Updated (9:50 a.m.) When Nick Johnson was scratched from the lineup yesterday afternoon with a sore back, the Yankee Universe let out a collective groan. Here it goes again; the injury bug bites Nick Johnson.
Of course, the injury ended up being nothing very much, and the Yankees say the team is just taking it slow during day two of Spring Training. Nick caught his cleat while taking some swings in the cage, and he could have played had it been the regular season. He’ll sit out a day or two and find himself right back in the lineup this week. Lest we forget, Jorge Posada’s surgically repaired shoulder was giving everyone conniptions last spring as well. There’s always a sore something somewhere.
But Johnson’s injury got me thinking. What if Nick were to go down? What would the Yankees do with that DH slot? Johnson has been summoned to replace Hideki Matsui as the Yanks’ go-to guy for DH. The team rightly doesn’t want to use the DH as a rotating half-day rest slot for their veterans because that would necessarily force Ramiro Peña or Francisco Cervelli, weak offensive options, into the lineup nearly every day. So Johnson, a high OBP guy with a lefty swing designed for Yankee Stadium, seemed an ideal choice.
In a sense, the Yankees don’t need a lot from Nick Johnson. Hideki Matsui hit .274/.367/.509 with 28 home runs last year in 142 games, and he put up a WAR of 2.7, eighth best in a powerhouse lineup. If Johnson, a 2.5-win player last year, can give the Yanks a pair of wins for $5.5 million, the team will be quite pleased.
A problem emerges, though, if Johnson can’t do that. If he doesn’t make 135 starts, doesn’t get his 500 plate appearances, doesn’t produce a few wins out of the DH slot. If he gets injured and misses significant time, always a distinct possible with him, the Yankees will be out a DH.
Behind Johnson, the options for designated hitter are slim. The team has Randy Winn, Marcus Thames and Jamie Hoffmann in camp fighting for two roster spots. Last year, Winn was a 1.7-win player based on WAR, but that’s because he was 16.5 fielding runs above average. His offensive output — a .302 wOBA with 2 home runs in 538 plate appearances — makes him a non-option for the DH spot. Marcus Thames had a 0.1 WAR last year. No matter how that breaks down, he wasn’t doing much hitter at all. Jamie Hoffmann has played just 72 games at AAA.

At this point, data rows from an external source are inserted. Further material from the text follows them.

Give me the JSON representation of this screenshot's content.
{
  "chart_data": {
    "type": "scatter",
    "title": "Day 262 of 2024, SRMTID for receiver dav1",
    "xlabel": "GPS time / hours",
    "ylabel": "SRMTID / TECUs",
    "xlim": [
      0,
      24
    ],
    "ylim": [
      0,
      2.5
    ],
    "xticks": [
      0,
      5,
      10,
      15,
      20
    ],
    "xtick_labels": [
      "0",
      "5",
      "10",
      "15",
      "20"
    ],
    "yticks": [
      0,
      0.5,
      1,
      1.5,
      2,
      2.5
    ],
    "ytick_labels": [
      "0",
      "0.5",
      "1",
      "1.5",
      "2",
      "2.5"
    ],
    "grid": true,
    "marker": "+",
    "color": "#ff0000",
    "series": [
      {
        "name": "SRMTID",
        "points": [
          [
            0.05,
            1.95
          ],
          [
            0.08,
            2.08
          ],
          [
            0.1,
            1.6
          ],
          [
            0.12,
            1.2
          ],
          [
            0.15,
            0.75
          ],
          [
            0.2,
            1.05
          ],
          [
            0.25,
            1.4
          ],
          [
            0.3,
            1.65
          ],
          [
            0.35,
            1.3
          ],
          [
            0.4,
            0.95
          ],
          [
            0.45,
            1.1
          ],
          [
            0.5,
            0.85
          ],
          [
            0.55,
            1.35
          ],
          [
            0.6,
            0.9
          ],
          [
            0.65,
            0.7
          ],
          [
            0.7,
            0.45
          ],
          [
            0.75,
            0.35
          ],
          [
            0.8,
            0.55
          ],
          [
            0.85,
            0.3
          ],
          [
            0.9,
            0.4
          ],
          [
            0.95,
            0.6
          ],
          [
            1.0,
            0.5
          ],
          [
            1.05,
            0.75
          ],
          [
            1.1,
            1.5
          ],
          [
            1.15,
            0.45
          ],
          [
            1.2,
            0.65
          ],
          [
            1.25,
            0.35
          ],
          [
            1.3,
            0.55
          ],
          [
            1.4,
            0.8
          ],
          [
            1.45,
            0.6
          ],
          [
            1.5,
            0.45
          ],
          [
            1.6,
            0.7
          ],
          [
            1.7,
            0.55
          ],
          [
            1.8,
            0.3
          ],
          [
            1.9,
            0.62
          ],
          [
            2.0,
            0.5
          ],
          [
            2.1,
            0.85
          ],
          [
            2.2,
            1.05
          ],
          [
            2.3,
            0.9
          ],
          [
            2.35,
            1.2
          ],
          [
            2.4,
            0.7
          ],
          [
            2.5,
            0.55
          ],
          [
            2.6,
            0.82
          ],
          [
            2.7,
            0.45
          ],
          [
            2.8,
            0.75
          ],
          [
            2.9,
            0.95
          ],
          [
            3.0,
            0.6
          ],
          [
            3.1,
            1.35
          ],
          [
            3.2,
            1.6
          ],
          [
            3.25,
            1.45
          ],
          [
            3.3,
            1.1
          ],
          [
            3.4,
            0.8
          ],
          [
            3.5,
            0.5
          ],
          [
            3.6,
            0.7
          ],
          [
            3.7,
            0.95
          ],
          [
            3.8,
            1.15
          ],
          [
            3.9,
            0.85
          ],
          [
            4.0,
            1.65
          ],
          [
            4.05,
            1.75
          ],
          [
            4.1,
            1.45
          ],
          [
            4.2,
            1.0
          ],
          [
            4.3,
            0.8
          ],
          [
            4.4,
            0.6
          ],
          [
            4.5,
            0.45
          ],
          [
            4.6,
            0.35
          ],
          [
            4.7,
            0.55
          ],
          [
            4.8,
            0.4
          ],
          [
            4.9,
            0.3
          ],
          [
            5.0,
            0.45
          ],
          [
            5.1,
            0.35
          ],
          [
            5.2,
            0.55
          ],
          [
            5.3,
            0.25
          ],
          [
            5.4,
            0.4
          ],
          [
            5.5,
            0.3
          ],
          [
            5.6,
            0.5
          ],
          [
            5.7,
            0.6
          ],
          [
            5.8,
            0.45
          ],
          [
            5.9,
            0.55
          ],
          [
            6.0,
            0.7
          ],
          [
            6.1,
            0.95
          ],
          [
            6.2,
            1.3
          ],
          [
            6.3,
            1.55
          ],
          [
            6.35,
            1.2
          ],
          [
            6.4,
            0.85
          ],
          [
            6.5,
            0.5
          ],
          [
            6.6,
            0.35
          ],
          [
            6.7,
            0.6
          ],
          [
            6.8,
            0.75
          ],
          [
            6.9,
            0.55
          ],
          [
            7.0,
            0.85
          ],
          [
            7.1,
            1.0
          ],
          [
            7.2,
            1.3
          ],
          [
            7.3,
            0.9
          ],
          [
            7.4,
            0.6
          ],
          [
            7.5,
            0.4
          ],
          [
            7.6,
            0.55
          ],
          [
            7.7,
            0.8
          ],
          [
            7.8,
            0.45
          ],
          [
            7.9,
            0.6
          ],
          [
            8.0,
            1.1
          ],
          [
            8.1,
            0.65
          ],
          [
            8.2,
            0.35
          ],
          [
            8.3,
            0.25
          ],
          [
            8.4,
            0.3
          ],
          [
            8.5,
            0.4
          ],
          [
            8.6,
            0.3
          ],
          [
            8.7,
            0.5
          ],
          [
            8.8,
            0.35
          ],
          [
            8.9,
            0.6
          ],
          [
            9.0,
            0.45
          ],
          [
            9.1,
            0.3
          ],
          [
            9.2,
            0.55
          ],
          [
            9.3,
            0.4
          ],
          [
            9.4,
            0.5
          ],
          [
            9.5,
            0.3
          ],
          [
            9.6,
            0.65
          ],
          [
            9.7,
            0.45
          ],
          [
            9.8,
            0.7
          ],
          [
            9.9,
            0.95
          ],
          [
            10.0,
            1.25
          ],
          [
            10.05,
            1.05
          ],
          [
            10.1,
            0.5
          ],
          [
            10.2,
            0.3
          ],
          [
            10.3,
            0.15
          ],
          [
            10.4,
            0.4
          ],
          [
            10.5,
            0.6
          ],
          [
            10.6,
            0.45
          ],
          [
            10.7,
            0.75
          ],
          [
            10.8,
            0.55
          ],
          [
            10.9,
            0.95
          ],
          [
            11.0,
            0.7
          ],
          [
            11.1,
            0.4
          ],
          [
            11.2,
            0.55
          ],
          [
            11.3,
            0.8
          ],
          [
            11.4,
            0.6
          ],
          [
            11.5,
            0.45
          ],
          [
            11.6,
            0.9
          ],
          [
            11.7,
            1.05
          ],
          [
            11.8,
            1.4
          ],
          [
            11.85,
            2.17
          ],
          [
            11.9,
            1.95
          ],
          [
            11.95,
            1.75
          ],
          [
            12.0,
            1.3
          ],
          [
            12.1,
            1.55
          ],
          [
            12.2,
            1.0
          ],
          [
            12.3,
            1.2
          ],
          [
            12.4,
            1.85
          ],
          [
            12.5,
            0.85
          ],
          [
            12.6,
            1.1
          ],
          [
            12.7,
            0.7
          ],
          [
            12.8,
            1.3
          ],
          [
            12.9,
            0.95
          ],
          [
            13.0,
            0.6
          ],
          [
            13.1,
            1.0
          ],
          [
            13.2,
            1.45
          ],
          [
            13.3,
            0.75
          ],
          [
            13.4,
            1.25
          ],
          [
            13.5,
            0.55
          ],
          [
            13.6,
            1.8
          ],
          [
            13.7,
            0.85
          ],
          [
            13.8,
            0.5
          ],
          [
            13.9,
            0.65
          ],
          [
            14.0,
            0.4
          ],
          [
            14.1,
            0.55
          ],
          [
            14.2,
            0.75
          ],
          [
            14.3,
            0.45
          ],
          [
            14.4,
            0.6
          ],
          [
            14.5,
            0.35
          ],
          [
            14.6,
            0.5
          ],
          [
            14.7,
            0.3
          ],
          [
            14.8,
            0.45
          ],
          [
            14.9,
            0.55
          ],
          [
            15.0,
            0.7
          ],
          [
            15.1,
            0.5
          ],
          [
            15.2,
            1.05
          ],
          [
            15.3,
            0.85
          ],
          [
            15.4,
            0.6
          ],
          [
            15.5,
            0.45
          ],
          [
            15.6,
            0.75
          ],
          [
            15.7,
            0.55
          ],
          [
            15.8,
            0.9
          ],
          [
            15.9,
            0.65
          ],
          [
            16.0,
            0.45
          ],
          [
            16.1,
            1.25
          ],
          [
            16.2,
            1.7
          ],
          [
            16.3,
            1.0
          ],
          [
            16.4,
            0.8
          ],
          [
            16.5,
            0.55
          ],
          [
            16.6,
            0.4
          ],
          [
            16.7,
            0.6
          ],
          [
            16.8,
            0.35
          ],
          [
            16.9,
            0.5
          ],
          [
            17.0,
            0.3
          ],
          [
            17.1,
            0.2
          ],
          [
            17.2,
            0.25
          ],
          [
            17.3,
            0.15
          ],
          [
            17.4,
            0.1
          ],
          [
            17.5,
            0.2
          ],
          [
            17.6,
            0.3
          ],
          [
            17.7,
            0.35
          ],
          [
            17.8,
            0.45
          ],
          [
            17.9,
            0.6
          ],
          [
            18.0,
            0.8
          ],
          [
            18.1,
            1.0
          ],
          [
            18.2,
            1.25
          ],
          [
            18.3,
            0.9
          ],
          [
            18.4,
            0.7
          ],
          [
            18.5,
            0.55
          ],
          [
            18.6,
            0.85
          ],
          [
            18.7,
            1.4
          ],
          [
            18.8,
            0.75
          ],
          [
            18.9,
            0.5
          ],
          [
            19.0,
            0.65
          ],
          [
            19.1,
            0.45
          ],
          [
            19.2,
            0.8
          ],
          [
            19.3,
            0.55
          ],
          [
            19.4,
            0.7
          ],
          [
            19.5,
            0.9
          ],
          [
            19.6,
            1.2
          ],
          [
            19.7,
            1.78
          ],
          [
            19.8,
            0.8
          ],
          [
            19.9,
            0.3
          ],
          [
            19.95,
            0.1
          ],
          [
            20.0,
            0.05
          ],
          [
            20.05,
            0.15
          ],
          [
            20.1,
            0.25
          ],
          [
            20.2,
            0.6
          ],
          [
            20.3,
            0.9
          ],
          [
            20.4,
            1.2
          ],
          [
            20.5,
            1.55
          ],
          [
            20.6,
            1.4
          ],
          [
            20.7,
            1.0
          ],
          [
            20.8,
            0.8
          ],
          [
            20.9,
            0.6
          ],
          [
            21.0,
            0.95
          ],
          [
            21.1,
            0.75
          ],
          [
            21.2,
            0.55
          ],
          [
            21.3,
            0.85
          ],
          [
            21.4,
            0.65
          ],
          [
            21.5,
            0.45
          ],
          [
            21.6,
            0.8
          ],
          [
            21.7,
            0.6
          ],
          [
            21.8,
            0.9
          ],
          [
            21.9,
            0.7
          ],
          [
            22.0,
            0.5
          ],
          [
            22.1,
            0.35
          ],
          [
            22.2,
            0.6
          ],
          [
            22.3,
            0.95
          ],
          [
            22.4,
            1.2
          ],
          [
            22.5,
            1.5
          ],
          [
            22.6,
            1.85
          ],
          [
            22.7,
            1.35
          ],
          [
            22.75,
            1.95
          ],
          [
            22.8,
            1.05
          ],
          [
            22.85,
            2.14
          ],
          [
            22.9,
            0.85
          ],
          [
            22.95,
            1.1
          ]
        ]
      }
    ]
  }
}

Beyond these guys making waves in camp, Juan Miranda would offer the Yanks another lefty option for DH. He’s the first guy called up when the team needs a bat, and as his prodigious home run in Tampa at the end of 2009 showed us, he can certainly hit. He’s a career .280/.366/.474 hitter in the minors and blasted 19 home runs last year at AAA. He isn’t too vulnerable to lefties either, hitting .291/.367/.507 against them in just under 200 ABs last year. His Major League Equivalents don’t scream out success, but he’s an option.
The Yankees do have a rather tantalizing ace in the hole, but would they dare use it? Jesus Montero is, acccording to a video interview he did with YES, working hard to get to the Majors, and by all accounts, he has put on a hitting clinic in batting practice this spring. In his one in-game at-bat, he singled. He has the power and the stick to DH, but the Yanks shouldn’t rush him. He needs his AAA seasoning, and when the 20-year-old shows he can mash at AAA, the Yanks can begin to think about it. In the meantime, the team has three in-house choices, and Gary Sheffield remains a free agent.
For now, we’ll rely on Nick Johnson to carry the designated hitter slot for six months this year. He gets an Interleague Play break when the Yanks hit the NL in May and June, and with Robo-Tex manning first, Johnson won’t be asked to exert himself in the field. He should be able to withstand the pressures of the season, but if any player can’t stay healthy at DH, it’s Nick Jonson. And, please, no more cleats in the batting cages.